Ruinas coloniales de San Blas: un viaje al pasado naval de México

San Blas no es solo playas y naturaleza. Este pequeño puerto guarda una historia fascinante que lo convirtió en el punto naval más importante del Pacífico Norte durante la época colonial española. Recorrer sus ruinas es como viajar en el tiempo.

La Contaduría: fortaleza sobre el cerro

En lo alto del Cerro de San Basilio se encuentran las ruinas de La Contaduría, un fuerte colonial construido en el siglo XVIII para proteger el puerto de ataques piratas. Desde sus explanadas se obtiene una de las mejores vistas panorámicas de San Blas: el pueblo, el puerto, la selva y el océano se extienden en todas direcciones.

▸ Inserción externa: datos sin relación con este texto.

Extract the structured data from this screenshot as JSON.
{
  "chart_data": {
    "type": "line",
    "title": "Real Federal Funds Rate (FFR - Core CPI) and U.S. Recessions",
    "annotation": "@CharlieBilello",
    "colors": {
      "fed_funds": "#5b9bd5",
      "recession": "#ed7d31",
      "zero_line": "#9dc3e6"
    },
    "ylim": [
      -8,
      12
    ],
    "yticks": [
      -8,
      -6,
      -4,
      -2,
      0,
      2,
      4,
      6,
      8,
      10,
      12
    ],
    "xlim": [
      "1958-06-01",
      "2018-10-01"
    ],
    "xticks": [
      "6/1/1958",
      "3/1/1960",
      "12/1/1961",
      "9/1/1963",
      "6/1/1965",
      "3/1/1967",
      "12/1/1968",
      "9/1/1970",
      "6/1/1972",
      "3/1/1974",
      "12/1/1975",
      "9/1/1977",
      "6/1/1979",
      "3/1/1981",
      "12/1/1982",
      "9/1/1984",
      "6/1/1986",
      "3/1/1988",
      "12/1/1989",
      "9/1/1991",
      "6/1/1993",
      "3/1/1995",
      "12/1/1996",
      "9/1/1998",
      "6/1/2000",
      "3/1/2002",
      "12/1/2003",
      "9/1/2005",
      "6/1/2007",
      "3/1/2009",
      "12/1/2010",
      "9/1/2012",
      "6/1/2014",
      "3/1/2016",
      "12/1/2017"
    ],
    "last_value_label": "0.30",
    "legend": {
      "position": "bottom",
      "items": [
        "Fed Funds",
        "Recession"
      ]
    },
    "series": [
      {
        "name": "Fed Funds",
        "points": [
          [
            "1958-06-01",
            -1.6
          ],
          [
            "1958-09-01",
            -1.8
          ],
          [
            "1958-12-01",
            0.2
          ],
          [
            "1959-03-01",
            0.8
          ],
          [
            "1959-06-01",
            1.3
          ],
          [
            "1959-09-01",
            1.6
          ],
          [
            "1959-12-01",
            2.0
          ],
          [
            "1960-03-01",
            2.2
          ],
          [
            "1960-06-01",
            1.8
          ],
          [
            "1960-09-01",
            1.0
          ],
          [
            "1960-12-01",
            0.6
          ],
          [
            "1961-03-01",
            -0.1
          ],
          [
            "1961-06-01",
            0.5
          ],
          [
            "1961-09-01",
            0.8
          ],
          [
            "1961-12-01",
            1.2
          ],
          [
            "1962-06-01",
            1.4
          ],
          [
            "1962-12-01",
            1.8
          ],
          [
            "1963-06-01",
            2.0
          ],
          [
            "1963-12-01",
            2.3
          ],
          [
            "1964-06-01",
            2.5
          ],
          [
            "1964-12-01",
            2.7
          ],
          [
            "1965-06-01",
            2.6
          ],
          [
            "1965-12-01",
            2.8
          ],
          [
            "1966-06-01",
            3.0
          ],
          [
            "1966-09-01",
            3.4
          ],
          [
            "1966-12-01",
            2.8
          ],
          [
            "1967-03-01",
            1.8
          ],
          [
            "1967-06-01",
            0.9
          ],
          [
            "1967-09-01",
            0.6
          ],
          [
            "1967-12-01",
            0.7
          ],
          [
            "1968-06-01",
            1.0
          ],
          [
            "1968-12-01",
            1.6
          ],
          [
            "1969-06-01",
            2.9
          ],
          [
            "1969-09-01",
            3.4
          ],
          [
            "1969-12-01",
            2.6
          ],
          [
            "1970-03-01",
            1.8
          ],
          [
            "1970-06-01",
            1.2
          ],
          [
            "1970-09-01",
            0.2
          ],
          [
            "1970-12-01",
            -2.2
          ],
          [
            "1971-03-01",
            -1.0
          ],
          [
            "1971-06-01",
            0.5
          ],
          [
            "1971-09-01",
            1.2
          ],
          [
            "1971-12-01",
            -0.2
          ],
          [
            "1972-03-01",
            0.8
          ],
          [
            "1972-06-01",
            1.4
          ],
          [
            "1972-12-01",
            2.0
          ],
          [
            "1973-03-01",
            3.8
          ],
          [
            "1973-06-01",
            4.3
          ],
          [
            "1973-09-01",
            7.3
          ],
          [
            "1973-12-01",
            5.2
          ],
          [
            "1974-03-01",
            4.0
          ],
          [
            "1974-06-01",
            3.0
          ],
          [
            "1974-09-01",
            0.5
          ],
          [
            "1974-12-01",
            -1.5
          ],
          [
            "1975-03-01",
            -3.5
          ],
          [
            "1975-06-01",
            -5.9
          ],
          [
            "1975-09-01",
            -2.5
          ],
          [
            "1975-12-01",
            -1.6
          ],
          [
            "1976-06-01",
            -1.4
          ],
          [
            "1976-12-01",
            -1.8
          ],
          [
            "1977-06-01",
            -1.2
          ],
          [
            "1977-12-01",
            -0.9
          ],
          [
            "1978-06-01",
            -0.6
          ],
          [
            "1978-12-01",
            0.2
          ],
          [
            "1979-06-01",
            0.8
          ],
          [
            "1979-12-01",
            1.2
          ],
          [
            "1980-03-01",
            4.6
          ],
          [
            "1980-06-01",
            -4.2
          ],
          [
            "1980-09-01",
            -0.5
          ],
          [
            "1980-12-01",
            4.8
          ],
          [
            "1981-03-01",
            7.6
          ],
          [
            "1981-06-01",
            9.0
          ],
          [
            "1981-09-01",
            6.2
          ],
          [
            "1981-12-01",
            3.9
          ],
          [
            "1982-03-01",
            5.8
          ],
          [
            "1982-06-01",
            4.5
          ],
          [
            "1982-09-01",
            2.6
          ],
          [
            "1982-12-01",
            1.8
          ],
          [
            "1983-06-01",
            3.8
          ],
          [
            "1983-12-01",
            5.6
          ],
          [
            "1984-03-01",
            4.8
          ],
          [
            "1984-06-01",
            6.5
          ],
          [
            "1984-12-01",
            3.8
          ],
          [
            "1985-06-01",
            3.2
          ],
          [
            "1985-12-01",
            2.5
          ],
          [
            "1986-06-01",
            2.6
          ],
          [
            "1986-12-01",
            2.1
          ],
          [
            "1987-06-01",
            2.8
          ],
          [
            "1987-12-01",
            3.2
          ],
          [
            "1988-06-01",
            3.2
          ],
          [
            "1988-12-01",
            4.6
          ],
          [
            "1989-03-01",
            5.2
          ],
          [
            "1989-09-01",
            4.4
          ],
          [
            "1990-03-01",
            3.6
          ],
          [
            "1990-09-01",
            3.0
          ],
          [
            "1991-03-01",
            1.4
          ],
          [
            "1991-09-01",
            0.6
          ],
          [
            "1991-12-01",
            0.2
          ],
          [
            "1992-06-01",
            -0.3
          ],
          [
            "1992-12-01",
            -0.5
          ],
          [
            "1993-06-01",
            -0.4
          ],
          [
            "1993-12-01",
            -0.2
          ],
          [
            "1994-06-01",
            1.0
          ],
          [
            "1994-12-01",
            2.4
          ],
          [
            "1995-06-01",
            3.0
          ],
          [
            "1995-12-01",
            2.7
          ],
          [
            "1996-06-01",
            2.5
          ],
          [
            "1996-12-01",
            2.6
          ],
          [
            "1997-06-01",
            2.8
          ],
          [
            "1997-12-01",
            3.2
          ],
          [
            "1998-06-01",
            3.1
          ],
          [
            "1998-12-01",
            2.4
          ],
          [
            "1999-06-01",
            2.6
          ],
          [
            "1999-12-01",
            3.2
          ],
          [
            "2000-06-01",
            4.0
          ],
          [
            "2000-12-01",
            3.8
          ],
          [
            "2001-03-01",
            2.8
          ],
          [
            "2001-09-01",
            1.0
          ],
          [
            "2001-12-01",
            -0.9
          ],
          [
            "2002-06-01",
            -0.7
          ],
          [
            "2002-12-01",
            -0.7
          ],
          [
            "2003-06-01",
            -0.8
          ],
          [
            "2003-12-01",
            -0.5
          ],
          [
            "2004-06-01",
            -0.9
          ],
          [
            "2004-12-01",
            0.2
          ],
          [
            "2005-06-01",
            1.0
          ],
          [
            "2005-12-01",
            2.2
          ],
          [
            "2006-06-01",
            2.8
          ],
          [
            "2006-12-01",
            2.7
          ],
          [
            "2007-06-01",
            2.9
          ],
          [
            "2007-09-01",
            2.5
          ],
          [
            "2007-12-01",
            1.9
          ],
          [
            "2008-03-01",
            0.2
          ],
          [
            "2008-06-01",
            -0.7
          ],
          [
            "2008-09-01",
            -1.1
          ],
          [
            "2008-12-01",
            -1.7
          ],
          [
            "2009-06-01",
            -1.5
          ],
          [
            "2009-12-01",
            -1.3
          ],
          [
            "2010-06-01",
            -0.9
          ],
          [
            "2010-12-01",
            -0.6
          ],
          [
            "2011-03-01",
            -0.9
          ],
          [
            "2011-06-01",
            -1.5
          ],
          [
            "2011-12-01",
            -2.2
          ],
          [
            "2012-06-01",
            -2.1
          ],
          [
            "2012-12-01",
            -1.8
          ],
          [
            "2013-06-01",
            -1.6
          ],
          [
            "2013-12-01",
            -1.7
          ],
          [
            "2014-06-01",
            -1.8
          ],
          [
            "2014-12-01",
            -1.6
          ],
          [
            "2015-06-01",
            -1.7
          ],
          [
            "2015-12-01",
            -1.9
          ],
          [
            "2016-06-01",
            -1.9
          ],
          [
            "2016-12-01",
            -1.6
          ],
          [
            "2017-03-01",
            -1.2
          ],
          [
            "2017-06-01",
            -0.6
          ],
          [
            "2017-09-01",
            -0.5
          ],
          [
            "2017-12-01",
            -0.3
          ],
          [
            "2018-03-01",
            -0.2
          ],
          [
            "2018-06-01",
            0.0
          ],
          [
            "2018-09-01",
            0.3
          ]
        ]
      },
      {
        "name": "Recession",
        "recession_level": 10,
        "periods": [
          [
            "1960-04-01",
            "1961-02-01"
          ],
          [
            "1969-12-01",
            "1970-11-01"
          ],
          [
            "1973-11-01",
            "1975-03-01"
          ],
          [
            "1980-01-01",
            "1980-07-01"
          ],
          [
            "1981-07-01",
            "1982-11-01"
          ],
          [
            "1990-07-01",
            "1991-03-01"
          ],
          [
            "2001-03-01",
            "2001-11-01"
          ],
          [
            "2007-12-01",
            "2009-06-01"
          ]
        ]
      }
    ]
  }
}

La subida toma unos 20 minutos a pie y es especialmente espectacular al atardecer.

La Marinera: iglesia entre las ruinas

Junto a La Contaduría se alzan los vestigios del Templo de Nuestra Señora del Rosario, conocida como “La Marinera”. Esta iglesia de estilo barroco sobrio fue construida para los marineros que partían del puerto. Sus muros de piedra con medallones en bajo relieve de reyes españoles siguen en pie, desafiando al tiempo y a la vegetación tropical que los abraza.

Puerto de expediciones históricas

Desde San Blas partieron algunas de las expediciones más importantes de la historia de América. En 1768, Fray Junípero Serra zarpó de aquí hacia Baja California para fundar las misiones que darían origen a ciudades como San Diego, Los Ángeles y San Francisco. Los buques de guerra Santiago, La Favorita y San Carlos tuvieron su base en este puerto.

La primera aduana del Pacífico

La Antigua Aduana, en el centro del pueblo, fue la primera oficina de control de tráfico marítimo del virreinato frente al Pacífico. Aunque hoy solo quedan restos de sus muros y arcos, es un recordatorio del papel crucial que San Blas jugó en el comercio entre Asia y América a través de la Nao de China.

Cómo recorrer la historia

Todos los sitios históricos están abiertos de 8:00 a 19:00 horas y son de acceso libre. Te recomendamos empezar por La Contaduría temprano por la mañana para evitar el calor, y después caminar por el centro del pueblo donde encontrarás la Aduana y edificios coloniales restaurados. Un guía local puede enriquecer enormemente la experiencia con anécdotas y detalles que no aparecen en los libros.